Um über Gefühle zu philosophieren reicht es aber nicht, nur zu behaupten, dass man welche hat und wie man diese selbst so beschreiben würde (zB.: was machst du für gewöhnlich, wenn du wütend, traurig oder einsam bist?). Das ist Sache der Psychologie.
In der Philosophie dagegen steigt man ganz einfach viel tiefer in das Thema ein. Da geht man Fragen nach, wie zum Beispiel:
- Welche Ursache und welchen Zweck haben Gefühle generell und im Besonderen?
- Stehen Gefühle in Verbindung miteinander? (bin ich zB. immer dann auch traurig, wenn ich zugleich wütend bin oder umgekehrt? Wenn ja: warum?)
- Was ist der Grund dafür, dass wir überhaupt so etwas wie Gefühle haben? Weshalb haben wir alle nicht einfach überhaupt keine Gefühle? Und weshalb könnte das ein Problem für uns darstellen?

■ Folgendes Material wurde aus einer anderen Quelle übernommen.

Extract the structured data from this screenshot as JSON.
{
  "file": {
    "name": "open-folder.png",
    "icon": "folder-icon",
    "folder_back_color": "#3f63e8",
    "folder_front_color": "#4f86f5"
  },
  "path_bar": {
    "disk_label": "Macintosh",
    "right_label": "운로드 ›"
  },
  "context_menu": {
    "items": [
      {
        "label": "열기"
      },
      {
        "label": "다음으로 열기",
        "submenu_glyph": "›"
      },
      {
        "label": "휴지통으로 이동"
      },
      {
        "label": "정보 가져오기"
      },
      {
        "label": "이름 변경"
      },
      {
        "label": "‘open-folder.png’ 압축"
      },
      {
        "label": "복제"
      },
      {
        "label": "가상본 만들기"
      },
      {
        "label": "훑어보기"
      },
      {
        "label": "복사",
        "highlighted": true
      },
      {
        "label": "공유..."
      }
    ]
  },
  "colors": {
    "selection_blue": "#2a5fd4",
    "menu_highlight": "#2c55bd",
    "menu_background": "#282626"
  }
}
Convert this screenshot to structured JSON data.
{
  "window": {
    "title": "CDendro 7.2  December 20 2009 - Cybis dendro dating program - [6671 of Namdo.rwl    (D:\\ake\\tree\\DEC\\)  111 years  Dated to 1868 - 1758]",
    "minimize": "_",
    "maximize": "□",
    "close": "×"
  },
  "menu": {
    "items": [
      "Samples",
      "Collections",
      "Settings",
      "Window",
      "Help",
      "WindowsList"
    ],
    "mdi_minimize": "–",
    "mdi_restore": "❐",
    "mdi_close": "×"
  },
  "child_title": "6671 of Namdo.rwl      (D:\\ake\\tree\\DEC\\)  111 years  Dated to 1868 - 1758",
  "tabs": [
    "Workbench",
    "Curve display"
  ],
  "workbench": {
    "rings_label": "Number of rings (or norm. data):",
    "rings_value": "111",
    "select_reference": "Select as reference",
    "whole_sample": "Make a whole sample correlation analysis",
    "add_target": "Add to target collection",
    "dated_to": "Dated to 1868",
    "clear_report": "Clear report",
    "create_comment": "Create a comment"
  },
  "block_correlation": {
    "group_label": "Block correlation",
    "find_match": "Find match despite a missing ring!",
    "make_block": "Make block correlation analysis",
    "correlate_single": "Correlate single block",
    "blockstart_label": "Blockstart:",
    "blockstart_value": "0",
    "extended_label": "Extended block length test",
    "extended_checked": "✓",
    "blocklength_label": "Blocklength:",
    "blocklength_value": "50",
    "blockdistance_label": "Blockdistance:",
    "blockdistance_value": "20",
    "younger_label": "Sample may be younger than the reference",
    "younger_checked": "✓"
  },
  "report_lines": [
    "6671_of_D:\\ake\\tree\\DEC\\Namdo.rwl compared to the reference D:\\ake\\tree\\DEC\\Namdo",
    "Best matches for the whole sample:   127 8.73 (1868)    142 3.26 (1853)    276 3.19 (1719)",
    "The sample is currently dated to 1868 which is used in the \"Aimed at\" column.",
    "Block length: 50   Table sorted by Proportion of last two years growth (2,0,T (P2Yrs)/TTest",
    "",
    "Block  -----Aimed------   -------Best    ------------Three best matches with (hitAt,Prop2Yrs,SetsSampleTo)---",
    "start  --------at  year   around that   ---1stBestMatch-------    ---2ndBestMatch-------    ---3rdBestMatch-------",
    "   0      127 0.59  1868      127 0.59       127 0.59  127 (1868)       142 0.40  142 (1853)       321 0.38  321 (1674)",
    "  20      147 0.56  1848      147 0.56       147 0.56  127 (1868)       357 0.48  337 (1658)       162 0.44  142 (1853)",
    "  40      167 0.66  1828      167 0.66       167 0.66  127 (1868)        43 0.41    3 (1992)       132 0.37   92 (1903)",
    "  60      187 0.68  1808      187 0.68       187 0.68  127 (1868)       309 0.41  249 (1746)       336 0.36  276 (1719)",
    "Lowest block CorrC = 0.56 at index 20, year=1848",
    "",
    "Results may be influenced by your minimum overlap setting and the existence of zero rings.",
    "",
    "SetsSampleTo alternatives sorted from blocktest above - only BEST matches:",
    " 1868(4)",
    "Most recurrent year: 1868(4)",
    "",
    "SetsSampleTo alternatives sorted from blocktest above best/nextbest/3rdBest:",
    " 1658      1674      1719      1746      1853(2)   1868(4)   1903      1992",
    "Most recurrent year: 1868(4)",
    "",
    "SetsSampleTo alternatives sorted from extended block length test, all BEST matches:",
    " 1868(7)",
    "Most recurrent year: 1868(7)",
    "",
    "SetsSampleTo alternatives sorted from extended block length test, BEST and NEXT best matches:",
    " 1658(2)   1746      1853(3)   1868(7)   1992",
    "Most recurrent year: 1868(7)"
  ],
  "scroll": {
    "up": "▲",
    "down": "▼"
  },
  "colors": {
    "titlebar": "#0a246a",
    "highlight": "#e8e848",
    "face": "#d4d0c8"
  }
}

- Gibt es Grenzen unseres "Fühlen-Könnens"? Gibt es Umstände, wo ich nicht "noch mehr" fühlen kann als ich gerade schon fühle?
Und so weiter...
Zu deiner zweiten Frage: Philosophie ist für mich tiefes Denken (und natürlich das, was dabei herauskommt). Wenn ich dagegen Poesie betreibe - um mich auf meinen obigen Kritikpunkt zu beziehen - und dabei zB. ein Gedicht schreibe, dann bin ich viel weniger mit denken als vielmehr mit empfinden beschäftigt. Das ist völlig in Ordnung, aber man sollte diese beiden Bereiche nicht miteinander verwechseln.